Brendekilde illustrated some novels by Henrik Pontoppidan. Pontoppidan made use of Brendekilde as a model for the painter Jørgen Hallager – a socialist and a hero – in his famous novel Nattevagt (The Night Watch; 1894). Henrik Pontoppidan immediately realized that Worn Out is a painting encouraging revolution. The reason for this is that the woman has no tears in her wide open eyes, she wears a most unusual red sweater and her red hair symbolizes blood and a scream for a better future. In this novel Henrik Pontoppidan interpreted the dead man in Worn Out as a martyr. Brendekilde also illustrated Vilhelm Bergsøe's book Nissen (1889). He is regarded to be the first artist working with glass in Denmark making decorations and forms for the Glassworks of Funen in Odense from 1901 to 1904. He is also the first artist working for the famous pottery of Herman A. Kähler from 1885 to 1907. He introduced several friends to Kähler and they continued working at the pottery for years. Among others Carl Ove Julian Lund (1857–1936), who made important contributions to the ceramic field. Lund and Brendekilde also introduced their common friend, Karl Hansen Reistrup (1863–1929), and he became the most important and productive of all the famous potters. The introduction of L.A. Ring who married Sigrid, Kähler's daughter, was not essential to the production of ceramics but very important to the family and their history which he depicted on many occasions.

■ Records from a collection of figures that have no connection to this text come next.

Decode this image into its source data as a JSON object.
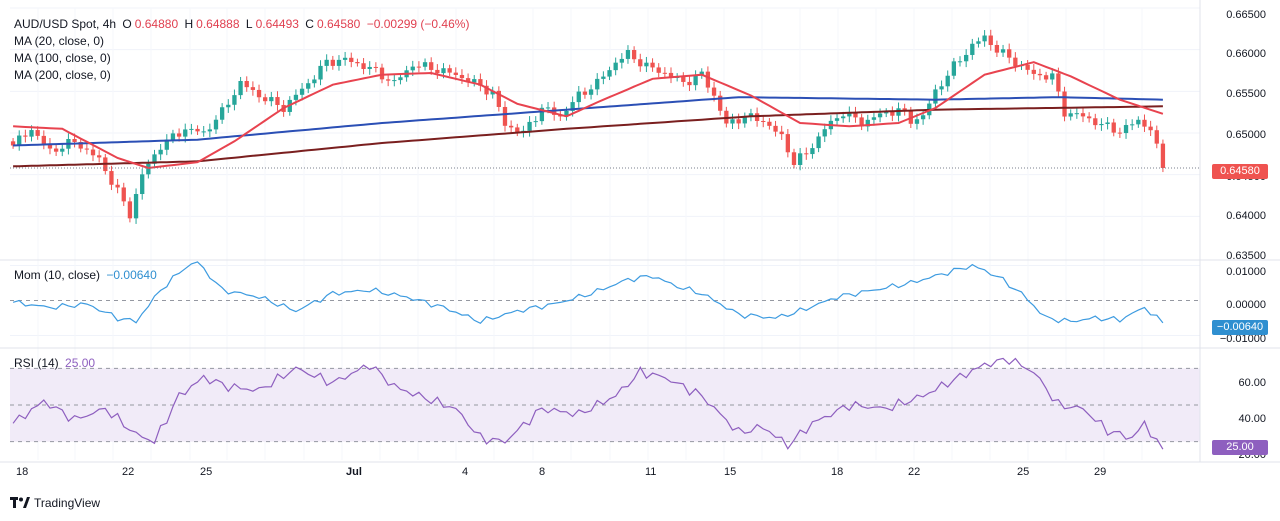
{
  "header": {
    "symbol": "AUD/USD Spot, 4h",
    "open_label": "O",
    "open": "0.64880",
    "high_label": "H",
    "high": "0.64888",
    "low_label": "L",
    "low": "0.64493",
    "close_label": "C",
    "close": "0.64580",
    "change": "−0.00299 (−0.46%)"
  },
  "indicators": {
    "ma20": "MA (20, close, 0)",
    "ma100": "MA (100, close, 0)",
    "ma200": "MA (200, close, 0)",
    "mom_label": "Mom (10, close)",
    "mom_value": "−0.00640",
    "rsi_label": "RSI (14)",
    "rsi_value": "25.00"
  },
  "price_axis": [
    "0.66500",
    "0.66000",
    "0.65500",
    "0.65000",
    "0.64500",
    "0.64000",
    "0.63500"
  ],
  "mom_axis": [
    "0.01000",
    "0.00000",
    "−0.01000"
  ],
  "rsi_axis": [
    "60.00",
    "40.00",
    "20.00"
  ],
  "badges": {
    "price": "0.64580",
    "mom": "−0.00640",
    "rsi": "25.00"
  },
  "dates": [
    {
      "label": "18",
      "bold": false
    },
    {
      "label": "22",
      "bold": false
    },
    {
      "label": "25",
      "bold": false
    },
    {
      "label": "Jul",
      "bold": true
    },
    {
      "label": "4",
      "bold": false
    },
    {
      "label": "8",
      "bold": false
    },
    {
      "label": "11",
      "bold": false
    },
    {
      "label": "15",
      "bold": false
    },
    {
      "label": "18",
      "bold": false
    },
    {
      "label": "22",
      "bold": false
    },
    {
      "label": "25",
      "bold": false
    },
    {
      "label": "29",
      "bold": false
    }
  ],
  "brand": "TradingView",
  "colors": {
    "up": "#26a69a",
    "down": "#ef5350",
    "ma20": "#e8434f",
    "ma100": "#2b4fb5",
    "ma200": "#7a1f1f",
    "mom": "#3d9be0",
    "rsi": "#8e5fbf"
  },
  "chart_data": {
    "type": "candlestick",
    "timeframe": "4h",
    "ylim": [
      0.635,
      0.665
    ],
    "close_anchors": [
      [
        0,
        0.6485
      ],
      [
        3,
        0.6505
      ],
      [
        6,
        0.6478
      ],
      [
        10,
        0.649
      ],
      [
        14,
        0.6468
      ],
      [
        17,
        0.643
      ],
      [
        19,
        0.6402
      ],
      [
        21,
        0.645
      ],
      [
        24,
        0.6485
      ],
      [
        28,
        0.6505
      ],
      [
        31,
        0.65
      ],
      [
        34,
        0.6525
      ],
      [
        37,
        0.656
      ],
      [
        40,
        0.6545
      ],
      [
        44,
        0.653
      ],
      [
        48,
        0.656
      ],
      [
        51,
        0.6585
      ],
      [
        54,
        0.6588
      ],
      [
        58,
        0.6578
      ],
      [
        62,
        0.656
      ],
      [
        65,
        0.6582
      ],
      [
        68,
        0.6578
      ],
      [
        72,
        0.657
      ],
      [
        75,
        0.656
      ],
      [
        78,
        0.6548
      ],
      [
        80,
        0.651
      ],
      [
        83,
        0.65
      ],
      [
        86,
        0.653
      ],
      [
        89,
        0.652
      ],
      [
        92,
        0.6545
      ],
      [
        95,
        0.656
      ],
      [
        98,
        0.6585
      ],
      [
        100,
        0.6595
      ],
      [
        103,
        0.658
      ],
      [
        106,
        0.6572
      ],
      [
        109,
        0.656
      ],
      [
        112,
        0.657
      ],
      [
        114,
        0.6545
      ],
      [
        116,
        0.651
      ],
      [
        119,
        0.652
      ],
      [
        122,
        0.6515
      ],
      [
        125,
        0.6495
      ],
      [
        127,
        0.6465
      ],
      [
        129,
        0.6475
      ],
      [
        132,
        0.6505
      ],
      [
        135,
        0.6525
      ],
      [
        138,
        0.6512
      ],
      [
        141,
        0.6522
      ],
      [
        144,
        0.6528
      ],
      [
        146,
        0.6515
      ],
      [
        148,
        0.652
      ],
      [
        150,
        0.655
      ],
      [
        153,
        0.658
      ],
      [
        156,
        0.6605
      ],
      [
        158,
        0.6615
      ],
      [
        160,
        0.66
      ],
      [
        163,
        0.6585
      ],
      [
        166,
        0.657
      ],
      [
        169,
        0.6568
      ],
      [
        171,
        0.6525
      ],
      [
        174,
        0.652
      ],
      [
        177,
        0.651
      ],
      [
        180,
        0.6502
      ],
      [
        183,
        0.6515
      ],
      [
        185,
        0.6505
      ],
      [
        187,
        0.6458
      ]
    ],
    "ma20_anchors": [
      [
        0,
        0.6508
      ],
      [
        8,
        0.6505
      ],
      [
        17,
        0.647
      ],
      [
        22,
        0.6458
      ],
      [
        30,
        0.6465
      ],
      [
        36,
        0.649
      ],
      [
        44,
        0.653
      ],
      [
        52,
        0.6558
      ],
      [
        60,
        0.657
      ],
      [
        68,
        0.6572
      ],
      [
        76,
        0.6558
      ],
      [
        82,
        0.6535
      ],
      [
        90,
        0.652
      ],
      [
        96,
        0.654
      ],
      [
        104,
        0.6565
      ],
      [
        112,
        0.657
      ],
      [
        120,
        0.6545
      ],
      [
        128,
        0.6512
      ],
      [
        136,
        0.6508
      ],
      [
        144,
        0.6512
      ],
      [
        150,
        0.653
      ],
      [
        158,
        0.657
      ],
      [
        166,
        0.6585
      ],
      [
        172,
        0.6568
      ],
      [
        180,
        0.654
      ],
      [
        187,
        0.6523
      ]
    ],
    "ma100_anchors": [
      [
        0,
        0.6485
      ],
      [
        30,
        0.6492
      ],
      [
        60,
        0.6512
      ],
      [
        90,
        0.6528
      ],
      [
        118,
        0.6543
      ],
      [
        150,
        0.654
      ],
      [
        170,
        0.6543
      ],
      [
        187,
        0.654
      ]
    ],
    "ma200_anchors": [
      [
        0,
        0.646
      ],
      [
        30,
        0.6466
      ],
      [
        60,
        0.6488
      ],
      [
        90,
        0.6505
      ],
      [
        120,
        0.652
      ],
      [
        150,
        0.6528
      ],
      [
        187,
        0.6532
      ]
    ],
    "mom_ylim": [
      -0.013,
      0.011
    ],
    "mom_anchors": [
      [
        0,
        -0.0005
      ],
      [
        6,
        -0.002
      ],
      [
        12,
        -0.001
      ],
      [
        17,
        -0.005
      ],
      [
        20,
        -0.006
      ],
      [
        24,
        0.003
      ],
      [
        28,
        0.0095
      ],
      [
        30,
        0.011
      ],
      [
        34,
        0.003
      ],
      [
        40,
        0.001
      ],
      [
        46,
        -0.003
      ],
      [
        52,
        0.002
      ],
      [
        58,
        0.003
      ],
      [
        64,
        0.001
      ],
      [
        70,
        -0.002
      ],
      [
        76,
        -0.006
      ],
      [
        82,
        -0.003
      ],
      [
        88,
        -0.001
      ],
      [
        94,
        0.002
      ],
      [
        100,
        0.006
      ],
      [
        104,
        0.007
      ],
      [
        108,
        0.004
      ],
      [
        112,
        0.002
      ],
      [
        118,
        -0.004
      ],
      [
        124,
        -0.005
      ],
      [
        128,
        -0.003
      ],
      [
        134,
        0.001
      ],
      [
        140,
        0.003
      ],
      [
        146,
        0.005
      ],
      [
        152,
        0.008
      ],
      [
        156,
        0.01
      ],
      [
        160,
        0.007
      ],
      [
        164,
        0.002
      ],
      [
        168,
        -0.005
      ],
      [
        172,
        -0.006
      ],
      [
        176,
        -0.005
      ],
      [
        180,
        -0.0055
      ],
      [
        184,
        -0.002
      ],
      [
        187,
        -0.0064
      ]
    ],
    "rsi_ylim": [
      20,
      80
    ],
    "rsi_anchors": [
      [
        0,
        40
      ],
      [
        5,
        52
      ],
      [
        10,
        42
      ],
      [
        15,
        48
      ],
      [
        20,
        34
      ],
      [
        23,
        30
      ],
      [
        27,
        55
      ],
      [
        31,
        65
      ],
      [
        35,
        60
      ],
      [
        40,
        58
      ],
      [
        46,
        70
      ],
      [
        52,
        62
      ],
      [
        58,
        72
      ],
      [
        62,
        60
      ],
      [
        66,
        55
      ],
      [
        72,
        48
      ],
      [
        76,
        32
      ],
      [
        80,
        30
      ],
      [
        86,
        48
      ],
      [
        92,
        45
      ],
      [
        98,
        55
      ],
      [
        102,
        68
      ],
      [
        106,
        65
      ],
      [
        112,
        55
      ],
      [
        118,
        35
      ],
      [
        122,
        38
      ],
      [
        126,
        28
      ],
      [
        130,
        40
      ],
      [
        136,
        50
      ],
      [
        142,
        48
      ],
      [
        148,
        55
      ],
      [
        152,
        62
      ],
      [
        158,
        72
      ],
      [
        162,
        75
      ],
      [
        166,
        68
      ],
      [
        170,
        50
      ],
      [
        174,
        48
      ],
      [
        178,
        36
      ],
      [
        182,
        32
      ],
      [
        184,
        40
      ],
      [
        187,
        25
      ]
    ],
    "rsi_levels": [
      70,
      50,
      30
    ]
  }
}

Besides being a social realistic painter, Brendekilde also painted portraits. Furthermore, he is one of the few impressionistic painters in Denmark. Later in life he became more and more aware of the idyllic sides of life in the country side, painting people, children and flowers. He built a big house in Jyllinge and grew more than 3000 species of flowers in his famous garden, which in many ways reminds one of Claude Monet's garden in Giverny.
Brendekilde died on 30 March 1942 in Jyllinge.